In 1870-72 John Marius Wilson's Imperial Gazetteer of England and Wales described Newsham as:"a township and a sub-district in Richmond district, N. R. Yorkshire. The township lies 8 miles N W of Richmond, and is in Kirkby-Ravensworth and Barningham parishes. Acres, 3, 312. Real property, £3, 974. Pop. in 1851, 434; in 1861, 366. Houses, 84. Pop. of the Kirkby-Ravensworth portion, in 1851, 333; in 1861, 283. Houses, 61. Much of the surfaceis moor and woodland.—The sub-district contains also seven other townships.

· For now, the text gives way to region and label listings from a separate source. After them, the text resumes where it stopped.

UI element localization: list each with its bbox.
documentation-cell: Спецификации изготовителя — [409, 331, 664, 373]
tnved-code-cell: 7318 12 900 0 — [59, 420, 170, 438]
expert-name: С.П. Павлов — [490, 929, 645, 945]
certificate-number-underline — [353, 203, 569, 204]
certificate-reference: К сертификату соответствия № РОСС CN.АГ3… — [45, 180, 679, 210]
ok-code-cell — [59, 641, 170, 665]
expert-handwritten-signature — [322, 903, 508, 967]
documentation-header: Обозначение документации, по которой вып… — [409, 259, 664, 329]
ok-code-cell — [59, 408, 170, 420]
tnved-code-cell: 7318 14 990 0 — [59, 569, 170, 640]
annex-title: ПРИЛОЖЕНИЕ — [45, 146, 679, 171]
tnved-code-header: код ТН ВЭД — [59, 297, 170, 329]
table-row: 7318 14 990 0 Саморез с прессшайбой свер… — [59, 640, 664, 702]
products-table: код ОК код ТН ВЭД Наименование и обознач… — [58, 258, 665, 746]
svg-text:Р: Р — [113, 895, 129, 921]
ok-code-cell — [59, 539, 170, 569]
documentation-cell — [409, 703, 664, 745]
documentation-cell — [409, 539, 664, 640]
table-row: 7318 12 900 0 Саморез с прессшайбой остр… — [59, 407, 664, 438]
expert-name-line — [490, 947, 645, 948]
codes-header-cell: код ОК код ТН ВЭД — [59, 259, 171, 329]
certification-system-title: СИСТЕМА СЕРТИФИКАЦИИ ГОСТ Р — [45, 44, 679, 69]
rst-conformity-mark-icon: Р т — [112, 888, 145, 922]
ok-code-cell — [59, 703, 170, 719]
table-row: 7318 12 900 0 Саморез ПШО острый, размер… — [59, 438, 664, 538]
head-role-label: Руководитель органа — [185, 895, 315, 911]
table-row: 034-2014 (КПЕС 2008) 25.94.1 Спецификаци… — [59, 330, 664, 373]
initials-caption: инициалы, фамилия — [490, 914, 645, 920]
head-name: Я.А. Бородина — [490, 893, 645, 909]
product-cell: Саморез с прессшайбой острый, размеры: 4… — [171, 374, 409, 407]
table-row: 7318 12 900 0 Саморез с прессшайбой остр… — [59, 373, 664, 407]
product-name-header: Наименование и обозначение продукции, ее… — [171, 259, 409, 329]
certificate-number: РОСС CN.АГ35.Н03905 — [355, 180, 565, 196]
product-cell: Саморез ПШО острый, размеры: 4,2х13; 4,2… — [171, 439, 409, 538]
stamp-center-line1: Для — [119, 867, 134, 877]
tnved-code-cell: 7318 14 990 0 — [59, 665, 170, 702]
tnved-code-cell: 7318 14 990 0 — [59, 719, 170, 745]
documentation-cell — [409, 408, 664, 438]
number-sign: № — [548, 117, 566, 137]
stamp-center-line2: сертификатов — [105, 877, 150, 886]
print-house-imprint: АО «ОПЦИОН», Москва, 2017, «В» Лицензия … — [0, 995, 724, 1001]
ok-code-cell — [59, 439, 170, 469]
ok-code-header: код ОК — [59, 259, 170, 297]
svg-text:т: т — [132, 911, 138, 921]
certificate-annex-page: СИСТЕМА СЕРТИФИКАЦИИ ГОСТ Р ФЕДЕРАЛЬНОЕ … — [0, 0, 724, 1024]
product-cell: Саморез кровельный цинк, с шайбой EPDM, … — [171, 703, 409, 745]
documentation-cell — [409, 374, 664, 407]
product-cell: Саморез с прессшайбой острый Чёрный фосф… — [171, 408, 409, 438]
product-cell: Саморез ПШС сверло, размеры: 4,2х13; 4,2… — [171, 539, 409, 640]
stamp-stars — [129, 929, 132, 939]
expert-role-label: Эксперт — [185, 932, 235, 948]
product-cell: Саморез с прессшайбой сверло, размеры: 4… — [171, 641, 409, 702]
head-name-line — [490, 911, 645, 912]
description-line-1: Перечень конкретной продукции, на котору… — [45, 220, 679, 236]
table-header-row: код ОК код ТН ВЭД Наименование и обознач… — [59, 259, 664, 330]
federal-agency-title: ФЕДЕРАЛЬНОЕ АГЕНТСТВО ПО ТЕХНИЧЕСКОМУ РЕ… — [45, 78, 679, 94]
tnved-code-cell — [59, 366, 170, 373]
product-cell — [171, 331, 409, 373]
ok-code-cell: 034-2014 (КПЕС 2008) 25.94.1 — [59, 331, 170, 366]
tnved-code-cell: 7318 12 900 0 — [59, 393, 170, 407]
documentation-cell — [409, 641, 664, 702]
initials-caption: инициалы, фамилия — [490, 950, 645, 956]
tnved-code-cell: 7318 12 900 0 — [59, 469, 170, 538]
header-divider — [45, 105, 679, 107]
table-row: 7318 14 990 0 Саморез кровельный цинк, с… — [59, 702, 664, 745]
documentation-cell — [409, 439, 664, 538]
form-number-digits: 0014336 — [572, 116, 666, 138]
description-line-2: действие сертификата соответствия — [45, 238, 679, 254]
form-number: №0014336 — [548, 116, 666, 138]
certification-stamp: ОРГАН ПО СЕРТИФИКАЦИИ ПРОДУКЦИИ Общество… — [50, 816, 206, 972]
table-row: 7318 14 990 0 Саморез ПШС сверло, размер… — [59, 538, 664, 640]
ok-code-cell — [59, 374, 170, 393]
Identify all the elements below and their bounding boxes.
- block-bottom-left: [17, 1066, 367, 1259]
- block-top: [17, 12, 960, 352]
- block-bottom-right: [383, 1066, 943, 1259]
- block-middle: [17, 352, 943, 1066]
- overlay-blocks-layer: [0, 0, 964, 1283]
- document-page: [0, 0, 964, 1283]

Acres, 16, 481. Pop., 1, 413. Houses, 313."

==Governance==
Before becoming a separate parish, Newsham was part of the Kirkby Ravensworth, which also included Dalton, Gayles and Whashton. The village lies within the Richmond and Northallerton parliamentary constituency, which is under the control of the Conservative Party. The current Member of Parliament, since the 2015 general election, is Rishi Sunak. From 1974 to 2023 it was part of the district of Richmondshire, it is now administered by the unitary North Yorkshire Council.